Il bilancio del calcio italiano in questa edizione della Champions League è disastroso, difficile dargli una qualsiasi altra definizione. 

Tutte fuori, una dopo l’altra. Prima l’eliminazione del  Napoli già nella League Phase della competizione. Poi il doppio colpo ai playoff, dove sia la Juventus che l’Inter hanno dovuto addio prematuramente ai sogni europei. 

L’ultima speranza era rimasta l’Atalanta. La Dea era stata l’unica capace di riaccendere l’orgoglio italiano con una vera impresa: la rimonta contro il Borussia Dortmund che aveva regalato agli uomini di Palladino il pass per gli ottavi e fatto sognare un’altra cavalcata europea.

Dea si spezza il sogno Champions

Atalanta ottavi Champions

Il sogno si è però infranto bruscamente contro la potenza del Bayern Monaco. Il 6-1 incassato nella gara d’andata è pesantissimo, un vero macigno e, di fatto, condanna i bergamaschi a un’eliminazione ormai quasi inevitabile. Nel calcio si dice sempre che tutto è possibile. Ma ribaltare un risultato del genere in casa dei tedeschi richiederebbe qualcosa che va oltre l’impresa: servirebbe un vero e proprio miracolo.

Anche perché i bavaresi, in questo momento della stagione, sono probabilmente una delle squadre più in forma d’Europa, se non la più in forma in assoluto. Pensare di andare a Monaco e recuperare cinque gol di svantaggio appare più come fantascienza che una prospettiva concreta.

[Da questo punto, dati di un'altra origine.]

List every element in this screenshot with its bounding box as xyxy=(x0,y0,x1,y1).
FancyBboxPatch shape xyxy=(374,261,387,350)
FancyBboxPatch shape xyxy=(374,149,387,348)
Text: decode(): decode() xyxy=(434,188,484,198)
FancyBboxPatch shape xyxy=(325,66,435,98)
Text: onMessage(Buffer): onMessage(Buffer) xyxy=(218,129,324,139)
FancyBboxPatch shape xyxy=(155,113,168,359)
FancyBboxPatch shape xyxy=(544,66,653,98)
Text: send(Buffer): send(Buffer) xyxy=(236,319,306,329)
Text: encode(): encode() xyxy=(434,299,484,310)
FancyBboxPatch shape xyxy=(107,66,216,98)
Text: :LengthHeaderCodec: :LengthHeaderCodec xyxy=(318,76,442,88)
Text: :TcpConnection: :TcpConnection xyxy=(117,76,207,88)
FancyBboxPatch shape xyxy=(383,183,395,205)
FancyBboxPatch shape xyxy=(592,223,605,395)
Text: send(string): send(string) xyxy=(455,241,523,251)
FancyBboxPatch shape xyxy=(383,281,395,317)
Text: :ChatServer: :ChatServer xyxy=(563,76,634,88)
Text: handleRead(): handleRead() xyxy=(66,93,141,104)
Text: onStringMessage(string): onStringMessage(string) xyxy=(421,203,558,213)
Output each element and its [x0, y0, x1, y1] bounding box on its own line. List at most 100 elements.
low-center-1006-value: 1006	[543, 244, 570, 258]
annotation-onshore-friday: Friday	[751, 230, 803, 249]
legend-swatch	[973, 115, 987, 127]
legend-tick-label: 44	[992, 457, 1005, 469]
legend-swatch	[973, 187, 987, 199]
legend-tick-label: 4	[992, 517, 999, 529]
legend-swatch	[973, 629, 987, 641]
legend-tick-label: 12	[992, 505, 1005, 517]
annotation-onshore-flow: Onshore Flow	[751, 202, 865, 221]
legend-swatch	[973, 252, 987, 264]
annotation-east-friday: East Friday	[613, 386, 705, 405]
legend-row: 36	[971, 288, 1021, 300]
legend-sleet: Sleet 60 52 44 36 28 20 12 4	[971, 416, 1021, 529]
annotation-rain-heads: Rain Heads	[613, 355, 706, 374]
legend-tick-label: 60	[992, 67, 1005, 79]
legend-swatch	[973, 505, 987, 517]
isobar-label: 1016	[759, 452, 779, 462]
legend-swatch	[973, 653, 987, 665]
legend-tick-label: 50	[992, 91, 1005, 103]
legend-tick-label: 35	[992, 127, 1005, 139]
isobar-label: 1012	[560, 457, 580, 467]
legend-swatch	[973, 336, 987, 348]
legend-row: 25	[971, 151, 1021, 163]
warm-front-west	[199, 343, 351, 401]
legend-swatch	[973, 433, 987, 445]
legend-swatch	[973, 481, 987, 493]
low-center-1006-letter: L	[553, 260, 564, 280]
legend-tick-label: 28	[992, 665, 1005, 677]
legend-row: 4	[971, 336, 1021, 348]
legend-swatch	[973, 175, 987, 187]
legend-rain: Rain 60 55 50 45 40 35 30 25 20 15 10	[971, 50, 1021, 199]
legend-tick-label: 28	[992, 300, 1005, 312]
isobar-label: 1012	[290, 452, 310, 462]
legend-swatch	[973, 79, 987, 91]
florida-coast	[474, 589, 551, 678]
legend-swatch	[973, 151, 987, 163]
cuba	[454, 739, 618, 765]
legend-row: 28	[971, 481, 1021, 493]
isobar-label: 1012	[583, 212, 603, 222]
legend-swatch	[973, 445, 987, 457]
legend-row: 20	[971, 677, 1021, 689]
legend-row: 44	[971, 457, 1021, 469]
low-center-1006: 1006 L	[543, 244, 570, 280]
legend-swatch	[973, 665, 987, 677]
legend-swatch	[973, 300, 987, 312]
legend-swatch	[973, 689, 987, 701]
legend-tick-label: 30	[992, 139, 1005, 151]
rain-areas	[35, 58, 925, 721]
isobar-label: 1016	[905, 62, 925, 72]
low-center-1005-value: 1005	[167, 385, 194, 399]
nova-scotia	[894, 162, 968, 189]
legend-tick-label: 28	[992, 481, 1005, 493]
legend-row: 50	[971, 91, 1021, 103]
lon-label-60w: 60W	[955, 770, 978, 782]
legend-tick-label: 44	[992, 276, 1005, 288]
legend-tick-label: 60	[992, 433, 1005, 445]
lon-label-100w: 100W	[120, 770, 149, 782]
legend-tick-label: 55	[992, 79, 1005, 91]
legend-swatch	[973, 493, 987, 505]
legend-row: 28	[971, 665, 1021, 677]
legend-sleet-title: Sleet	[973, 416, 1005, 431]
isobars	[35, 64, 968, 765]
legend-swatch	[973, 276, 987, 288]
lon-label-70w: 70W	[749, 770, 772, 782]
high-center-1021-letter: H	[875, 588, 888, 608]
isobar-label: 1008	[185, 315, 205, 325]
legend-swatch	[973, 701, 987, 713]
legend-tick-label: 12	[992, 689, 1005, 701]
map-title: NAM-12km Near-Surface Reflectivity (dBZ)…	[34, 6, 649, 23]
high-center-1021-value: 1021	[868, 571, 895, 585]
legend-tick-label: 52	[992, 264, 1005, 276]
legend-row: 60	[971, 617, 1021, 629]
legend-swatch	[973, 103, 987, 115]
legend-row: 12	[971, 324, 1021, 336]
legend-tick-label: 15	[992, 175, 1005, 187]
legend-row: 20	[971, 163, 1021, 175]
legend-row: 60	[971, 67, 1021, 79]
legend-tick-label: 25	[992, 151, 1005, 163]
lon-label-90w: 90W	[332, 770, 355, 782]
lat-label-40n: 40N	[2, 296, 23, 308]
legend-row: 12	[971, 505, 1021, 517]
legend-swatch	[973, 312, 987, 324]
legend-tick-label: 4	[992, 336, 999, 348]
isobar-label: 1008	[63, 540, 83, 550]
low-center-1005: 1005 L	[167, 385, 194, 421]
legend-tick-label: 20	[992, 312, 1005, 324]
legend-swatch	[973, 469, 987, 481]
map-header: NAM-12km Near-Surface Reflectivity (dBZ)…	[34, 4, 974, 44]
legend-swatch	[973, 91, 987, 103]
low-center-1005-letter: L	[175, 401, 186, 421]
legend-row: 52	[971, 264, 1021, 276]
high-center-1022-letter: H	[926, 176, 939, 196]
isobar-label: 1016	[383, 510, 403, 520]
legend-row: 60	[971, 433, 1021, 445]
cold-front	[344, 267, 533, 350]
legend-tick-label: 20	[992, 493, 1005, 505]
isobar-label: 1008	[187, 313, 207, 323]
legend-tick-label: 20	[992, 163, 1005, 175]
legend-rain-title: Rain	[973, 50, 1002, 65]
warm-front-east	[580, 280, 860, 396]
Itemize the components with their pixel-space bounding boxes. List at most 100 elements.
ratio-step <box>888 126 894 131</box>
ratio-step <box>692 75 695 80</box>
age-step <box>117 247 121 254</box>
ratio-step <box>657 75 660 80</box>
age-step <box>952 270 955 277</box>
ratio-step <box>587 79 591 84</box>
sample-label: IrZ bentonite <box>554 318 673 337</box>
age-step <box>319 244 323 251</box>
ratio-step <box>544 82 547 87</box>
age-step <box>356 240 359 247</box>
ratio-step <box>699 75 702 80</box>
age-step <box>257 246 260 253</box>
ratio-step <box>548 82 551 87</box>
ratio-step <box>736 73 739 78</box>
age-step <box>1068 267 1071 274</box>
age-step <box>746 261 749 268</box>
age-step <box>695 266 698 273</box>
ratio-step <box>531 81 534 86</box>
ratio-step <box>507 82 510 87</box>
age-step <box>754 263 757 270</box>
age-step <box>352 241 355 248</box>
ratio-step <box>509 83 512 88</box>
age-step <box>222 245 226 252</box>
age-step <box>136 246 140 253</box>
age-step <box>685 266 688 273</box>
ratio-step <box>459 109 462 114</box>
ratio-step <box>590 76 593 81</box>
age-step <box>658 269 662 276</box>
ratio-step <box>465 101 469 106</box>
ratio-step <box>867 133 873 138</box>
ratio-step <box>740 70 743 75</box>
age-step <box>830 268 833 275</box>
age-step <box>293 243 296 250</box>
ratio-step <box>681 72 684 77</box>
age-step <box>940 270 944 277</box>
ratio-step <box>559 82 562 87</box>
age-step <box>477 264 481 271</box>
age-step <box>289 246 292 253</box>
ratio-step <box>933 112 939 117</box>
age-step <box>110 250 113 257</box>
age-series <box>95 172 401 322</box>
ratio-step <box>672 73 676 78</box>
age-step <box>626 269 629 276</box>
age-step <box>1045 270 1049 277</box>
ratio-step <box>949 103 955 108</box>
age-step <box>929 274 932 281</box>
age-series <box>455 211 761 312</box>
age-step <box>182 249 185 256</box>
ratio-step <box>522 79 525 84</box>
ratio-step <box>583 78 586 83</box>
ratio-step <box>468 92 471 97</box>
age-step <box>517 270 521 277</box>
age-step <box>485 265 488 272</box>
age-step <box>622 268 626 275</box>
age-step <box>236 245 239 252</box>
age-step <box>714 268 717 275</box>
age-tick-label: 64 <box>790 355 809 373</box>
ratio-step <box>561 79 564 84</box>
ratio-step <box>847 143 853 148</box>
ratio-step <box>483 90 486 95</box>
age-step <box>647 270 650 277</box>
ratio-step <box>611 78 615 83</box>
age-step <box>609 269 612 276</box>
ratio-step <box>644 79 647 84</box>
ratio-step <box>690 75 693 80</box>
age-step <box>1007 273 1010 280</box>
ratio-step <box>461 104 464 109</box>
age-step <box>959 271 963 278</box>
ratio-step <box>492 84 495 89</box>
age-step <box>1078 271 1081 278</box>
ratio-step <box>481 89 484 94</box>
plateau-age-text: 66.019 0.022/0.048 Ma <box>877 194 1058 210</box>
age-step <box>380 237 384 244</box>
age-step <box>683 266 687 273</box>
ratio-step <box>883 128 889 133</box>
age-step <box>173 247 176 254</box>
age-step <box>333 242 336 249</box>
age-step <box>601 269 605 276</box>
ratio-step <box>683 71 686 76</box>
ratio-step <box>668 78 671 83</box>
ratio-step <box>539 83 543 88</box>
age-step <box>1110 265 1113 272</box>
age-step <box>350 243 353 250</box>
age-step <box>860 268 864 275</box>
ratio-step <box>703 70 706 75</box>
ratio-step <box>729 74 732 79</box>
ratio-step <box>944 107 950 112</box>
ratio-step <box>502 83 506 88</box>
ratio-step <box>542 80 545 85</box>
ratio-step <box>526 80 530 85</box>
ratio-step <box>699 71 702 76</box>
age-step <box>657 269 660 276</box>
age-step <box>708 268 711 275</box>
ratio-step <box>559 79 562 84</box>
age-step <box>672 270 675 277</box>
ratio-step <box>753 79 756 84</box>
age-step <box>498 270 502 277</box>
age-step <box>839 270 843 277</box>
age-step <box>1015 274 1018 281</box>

Calcio italiano disastroso in Champions

Le italiane in Champions

Così si chiude, almeno virtualmente, il cammino italiano nella Champions. Un finale amaro, disastroso che fa riflettere e che racconta la distanza sempre maggiore e crescente tra il nostro calcio e le grandi potenze europee.

Non bisogna andare però troppo indietro nel tempo per far tornare alla luce degli scenari ben diversi. Solo un anno fa proprio l’Inter eliminava il Bayern e dava il via a una cavalcata europea straordinaria. Un percorso quasi perfetto che portò i nerazzurri fino alla finale, mantenendo alta la bandiera del calcio italiano sul palcoscenico più importante.

Oggi invece il quadro è molto diverso. Le squadre italiane faticano  sempre di più nel confronto con le potenze europee, che possono contare su rose più profonde, budget superiori e una continuità internazionale che la Serie A fatica a mantenere.

Il risultato è una Champions che si chiude troppo presto per le italiane: le squadre continuano a essere competitive nel nostro campionato, ma quando il livello si alza e il confronto diventa europeo, il divario è netto e attualmente incolmabile.